Apple executives speak: On toaster-fridges, financial guidance, and lawsuits

25.04.2012

Finally, we think that--and this is most important--iPhone is the best smartphone in the planet to entice a customer who is currently using a traditional mobile phone to upgrade to a smartphone. This is by far the largest opportunity for Apple, for our carrier partners, and is a great fantastic experience for the customer. So there's a win-win-win there.

I think that all of these factors are--some of these factors are missed in this general discussion on subsidies.

Spain has been weak for us, and probably more broadly for many companies. Our revenues grew in Spain last quarter but materially less than we grew in Europe or worldwide. However, that wasn't cause-and-effect related to the issue you're on, Spain is just in a terrible economic situation and so I look at that as an unusual case.
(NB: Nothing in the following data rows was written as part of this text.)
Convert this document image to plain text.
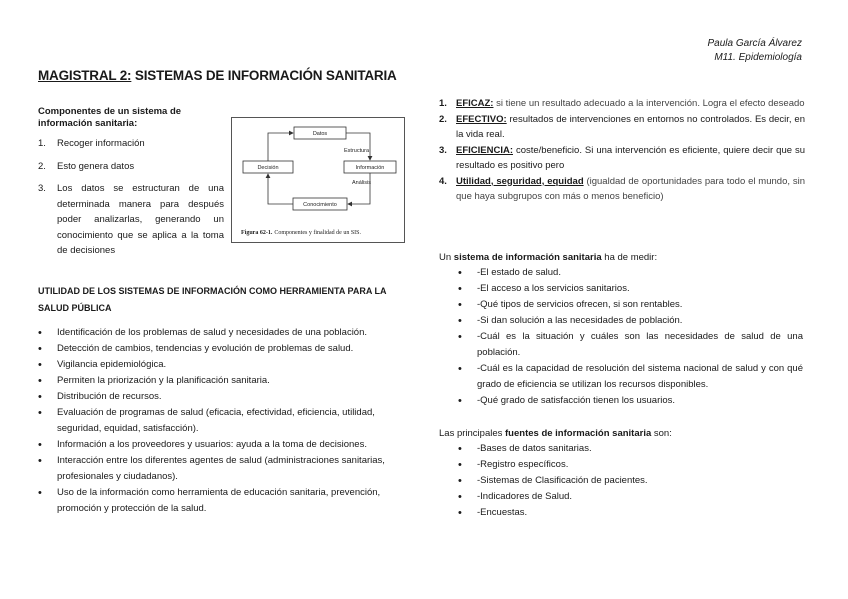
Paula García Álvarez
M11. Epidemiología
MAGISTRAL 2: SISTEMAS DE INFORMACIÓN SANITARIA
Componentes de un sistema de información sanitaria:
1. Recoger información
2. Esto genera datos
3. Los datos se estructuran de una determinada manera para después poder analizarlas, generando un conocimiento que se aplica a la toma de decisiones
Datos
Decisión	Información
Conocimiento
Estructura
Análisis
Figura 62-1. Componentes y finalidad de un SIS.
UTILIDAD DE LOS SISTEMAS DE INFORMACIÓN COMO HERRAMIENTA PARA LA SALUD PÚBLICA
• Identificación de los problemas de salud y necesidades de una población.
• Detección de cambios, tendencias y evolución de problemas de salud.
• Vigilancia epidemiológica.
• Permiten la priorización y la planificación sanitaria.
• Distribución de recursos.
• Evaluación de programas de salud (eficacia, efectividad, eficiencia, utilidad, seguridad, equidad, satisfacción).
• Información a los proveedores y usuarios: ayuda a la toma de decisiones.
• Interacción entre los diferentes agentes de salud (administraciones sanitarias, profesionales y ciudadanos).
• Uso de la información como herramienta de educación sanitaria, prevención, promoción y protección de la salud.
1. EFICAZ: si tiene un resultado adecuado a la intervención. Logra el efecto deseado
2. EFECTIVO: resultados de intervenciones en entornos no controlados. Es decir, en la vida real.
3. EFICIENCIA: coste/beneficio. Si una intervención es eficiente, quiere decir que su resultado es positivo pero
4. Utilidad, seguridad, equidad (igualdad de oportunidades para todo el mundo, sin que haya subgrupos con más o menos beneficio)
Un sistema de información sanitaria ha de medir:
• -El estado de salud.
• -El acceso a los servicios sanitarios.
• -Qué tipos de servicios ofrecen, si son rentables.
• -Si dan solución a las necesidades de población.
• -Cuál es la situación y cuáles son las necesidades de salud de una población.
• -Cuál es la capacidad de resolución del sistema nacional de salud y con qué grado de eficiencia se utilizan los recursos disponibles.
• -Qué grado de satisfacción tienen los usuarios.
Las principales fuentes de información sanitaria son:
• -Bases de datos sanitarias.
• -Registro específicos.
• -Sistemas de Clasificación de pacientes.
• -Indicadores de Salud.
• -Encuestas.
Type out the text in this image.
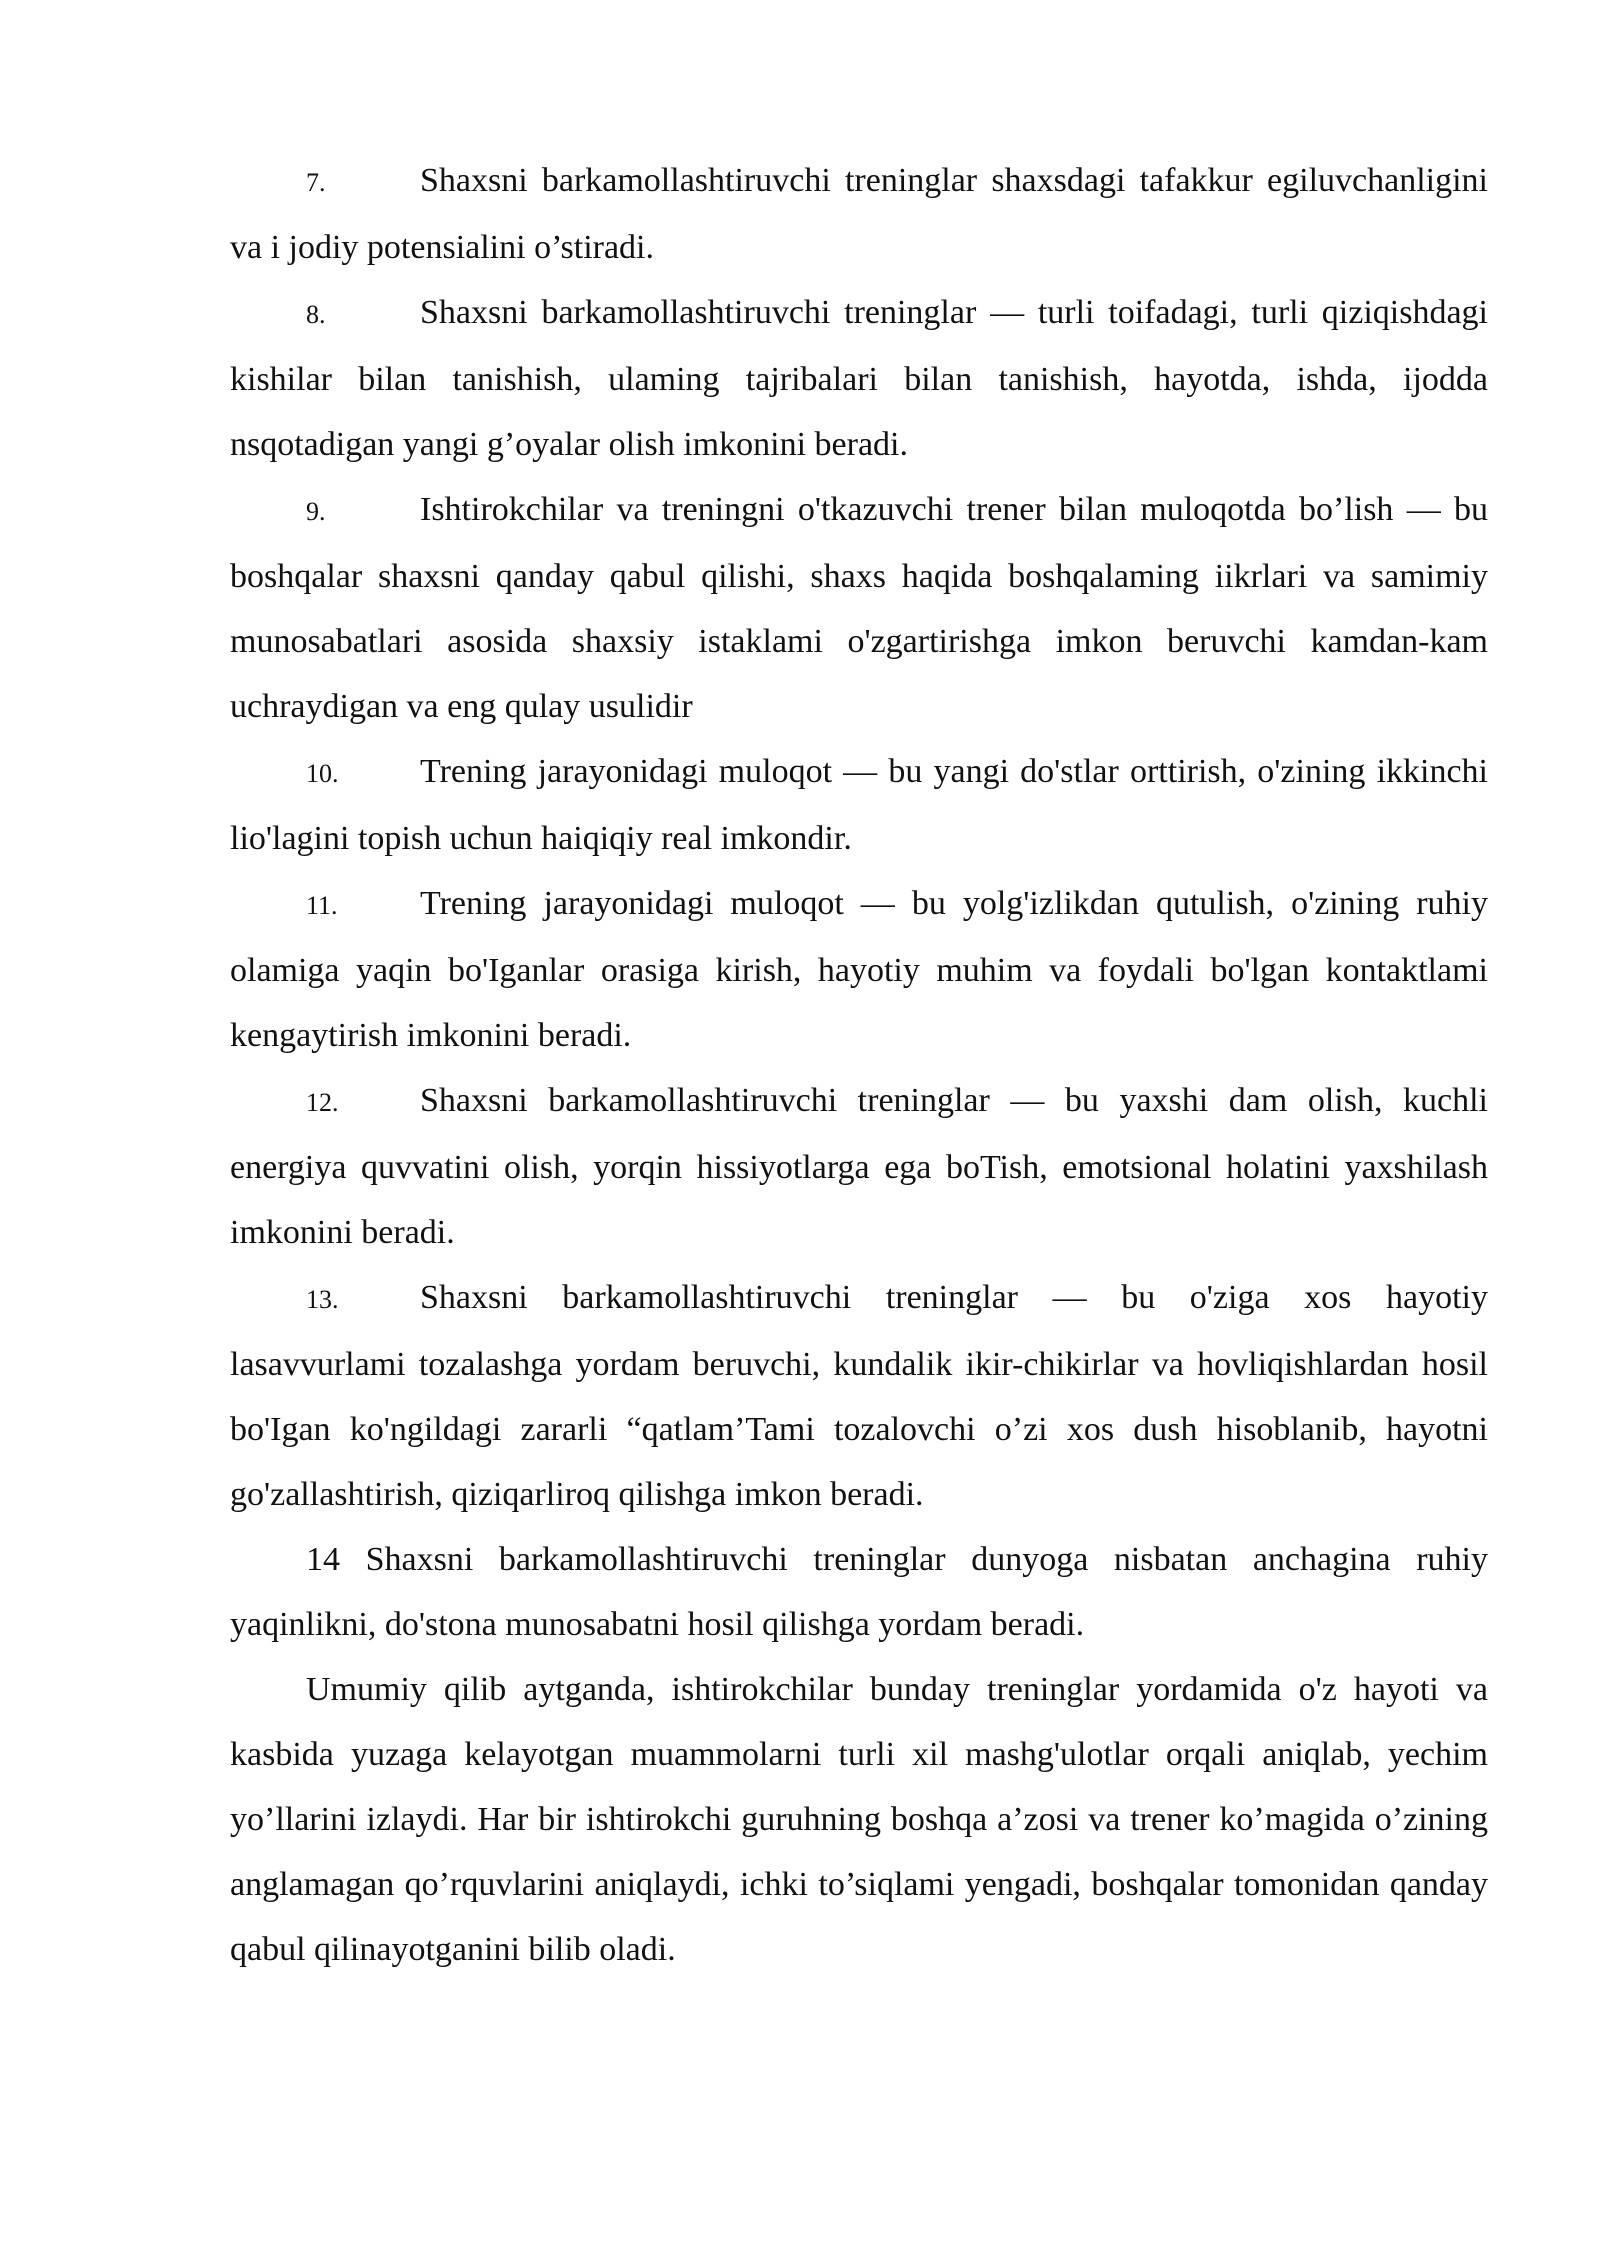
7.	Shaxsni barkamollashtiruvchi treninglar shaxsdagi tafakkur egiluvchanligini va i jodiy potensialini o’stiradi.

8.	Shaxsni barkamollashtiruvchi treninglar — turli toifadagi, turli qiziqishdagi kishilar bilan tanishish, ulaming tajribalari bilan tanishish, hayotda, ishda, ijodda nsqotadigan yangi g’oyalar olish imkonini beradi.

9.	Ishtirokchilar va treningni o'tkazuvchi trener bilan muloqotda bo’lish — bu boshqalar shaxsni qanday qabul qilishi, shaxs haqida boshqalaming iikrlari va samimiy munosabatlari asosida shaxsiy istaklami o'zgartirishga imkon beruvchi kamdan-kam uchraydigan va eng qulay usulidir

10. Trening jarayonidagi muloqot — bu yangi do'stlar orttirish, o'zining ikkinchi lio'lagini topish uchun haiqiqiy real imkondir.

11. Trening jarayonidagi muloqot — bu yolg'izlikdan qutulish, o'zining ruhiy olamiga yaqin bo'Iganlar orasiga kirish, hayotiy muhim va foydali bo'lgan kontaktlami kengaytirish imkonini beradi.

12. Shaxsni barkamollashtiruvchi treninglar — bu yaxshi dam olish, kuchli energiya quvvatini olish, yorqin hissiyotlarga ega boTish, emotsional holatini yaxshilash imkonini beradi.

13. Shaxsni barkamollashtiruvchi treninglar — bu o'ziga xos hayotiy lasavvurlami tozalashga yordam beruvchi, kundalik ikir-chikirlar va hovliqishlardan hosil bo'Igan ko'ngildagi zararli “qatlam’Tami tozalovchi o’zi xos dush hisoblanib, hayotni go'zallashtirish, qiziqarliroq qilishga imkon beradi.

14 Shaxsni barkamollashtiruvchi treninglar dunyoga nisbatan anchagina ruhiy yaqinlikni, do'stona munosabatni hosil qilishga yordam beradi.

Umumiy qilib aytganda, ishtirokchilar bunday treninglar yordamida o'z hayoti va kasbida yuzaga kelayotgan muammolarni turli xil mashg'ulotlar orqali aniqlab, yechim yo’llarini izlaydi. Har bir ishtirokchi guruhning boshqa a’zosi va trener ko’magida o’zining anglamagan qo’rquvlarini aniqlaydi, ichki to’siqlami yengadi, boshqalar tomonidan qanday qabul qilinayotganini bilib oladi.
To be clear about what was done, there's also some noise in the pipe on this one: What the carriers did was they still have subsidies for their existing customers. I don't want to talk about what their existing customer to new customer ratio is, but you can find out numbers from different parts of the world and model that. They pulled subsidies on new customers, and so it wasn't a pull of all subsidies, it was a pull of subsidies from new. All carriers in that market did not do that, a couple of the carriers did. So I wouldn't necessarily use that as a proxy for the world, I guess is my point.